His eyes were thoughtful.

"Go on," he said.

"I think she knew the guy."

The sheriff put his glasses back on and scratched at the corner of his mouth with one fingernail.

"She left her purse at the table," I said. "I think she went outside to get something from her car and ran into somebody she knew. Psychopaths don't try to strongarm women in front of bars filled with drunk coonasses and oil-field workers."

"What do we know about the girl?" I took my notebook out of the desk drawer and thumbed through it on top of the blotter.

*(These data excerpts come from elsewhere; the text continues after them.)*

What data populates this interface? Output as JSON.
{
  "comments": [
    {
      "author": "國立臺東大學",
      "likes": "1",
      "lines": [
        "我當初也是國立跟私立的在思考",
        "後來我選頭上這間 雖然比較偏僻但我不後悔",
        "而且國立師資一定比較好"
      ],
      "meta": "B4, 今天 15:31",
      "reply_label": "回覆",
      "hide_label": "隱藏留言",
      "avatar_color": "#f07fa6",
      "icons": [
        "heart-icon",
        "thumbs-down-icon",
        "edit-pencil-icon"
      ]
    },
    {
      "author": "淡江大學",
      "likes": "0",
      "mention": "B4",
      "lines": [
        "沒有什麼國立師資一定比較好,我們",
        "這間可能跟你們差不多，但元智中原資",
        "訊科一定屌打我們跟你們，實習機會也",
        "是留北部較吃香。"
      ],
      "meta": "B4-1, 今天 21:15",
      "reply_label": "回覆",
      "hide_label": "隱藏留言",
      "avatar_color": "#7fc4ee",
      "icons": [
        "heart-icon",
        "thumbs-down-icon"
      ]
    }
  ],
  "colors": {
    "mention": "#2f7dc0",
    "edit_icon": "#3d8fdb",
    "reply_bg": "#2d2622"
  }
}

"Her mother died when she was twelve. She quit school in the ninth grade and ran away from her father a couple of times in Mamou. She was arrested for prostitution in Lafayette when she was sixteen. For the last year or so she lived here with her grandparents, out at the end of West Main. Her last job was waitressing in a bar about three weeks ago in St. Martinville. Few close friends, if any, no current or recent romantic involvement, at least according to the grandparents. She didn't have a chance for much of a life, did she?"

I could hear the sheriff rubbing his thumb along his jawbone.

"No, she didn't," he said. His eyes went out the window then refocused on my face. "Do you buy that about no romantic involvement?"